Figure 1. Optogenetic stimulation of the ipsilesional motor cortex
(A) High expression of Thy1:ChR2-YFP in layer V pyramidal neurons of primary motor cortex (M1). Scale bar = 100 µm. (B) Diagram indicates infarct (striatum and somatosensory cortex) and fiber implant location (ipsilesional motor cortex). (C) Stimulation paradigm with includes 3 successive 1-min laser stimulations (blue bars) separated by 3-min rest intervals.
Figure 2: Repeated iM1 neuronal stimulations improved CBF and the neurovascular coupling response after stroke
Changes in CBF in response to a 1 min stimulation (blue bars) on either cM1 or iM1 were measured in stimulated and non-stimulated stroke mice at post-stroke day 15. At post-stroke day 15 both stimulated and non-stimulated stroke mice exhibited a similar neurovascular coupling response in the cM1, but only the stimulated stroke mice exhibited significant improvement of the neurovascular coupling response in the iM1. *P < 0.05, **P < 0.01, ***P < 0.001, Two-way ANOVA with Bonferroni’s posthoc test. n = 4–6 per group.
Figure 3. Repeated iM1 neuronal stimulations improved functional recovery
(A) Stimulated stroke mice regained their body weight significantly faster than non-stimulated stroke mice at post-stroke day 14. Left: Timecourse of body weight changes. Right: Average of percent body weight change during the stimulation period (*P < 0.05, Student’s t-test). Stimulated mice performed significantly better in the rotating beam test, with a longer distance traveled (B) and a faster speed (C). *P < 0.05, **P < 0.01, significant difference between stim and non-stim group, Two-way RM ANOVA with Fisher's LSD. Sham: n = 8, non-stim: n = 16, stim: n = 21. Stimulation has no effect on distance traveled (D) or speed (E) in normal mice. n = 6 per group.
In search of an optimal brain stimulation target, we have also stimulated a cerebellar target called the cerebellar dentate nucleus (cDN). Post-stroke stimulations of cDN also promote recovery and the effect is permanent, as the mice continued to recover even after stimulations had stopped (Fig. 4). Current studies focus on determining the underlying mechanisms of cDN-stimulation enhanced recovery using next generation sequencing.

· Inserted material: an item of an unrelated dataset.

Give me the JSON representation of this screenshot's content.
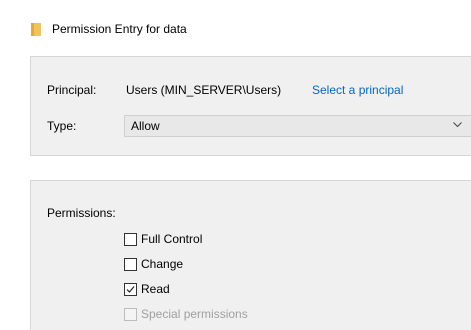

Figure 4. Optogenetic stimulations in the cerebellar dentate nucleus (cDN) promotes persistent post-stroke recovery
A) cDN stimulation can activate the dentato-thalamic-cortical pathway, resulting activation in the premotor, motor and sensory cortices. B) Repeated cDN stimulations promotes functional recover. cDN-stimulated mice exhibit persistent recovery (short stim) as mice continue to recover after stimulations had stopped.
Results from our studies will advance the understanding of post-stroke neural circuit remodeling and molecular mechanisms driving recovery. Our studies will also provide important insights into which brain/circuits may be important to target for designing brain stimulation strategies in future clinical studies.
Cheng MY, Woodson WJ, Wang EH, Wang S, Sun G, Lee AG, Arac A, Fenno L, Deisseroth K, Steinberg GK. Optogenetic neuronal stimulation promotes functional recovery after stroke. Proceedings of the National Academy of Sciences 2014 Sep 2;111(35):12913-8.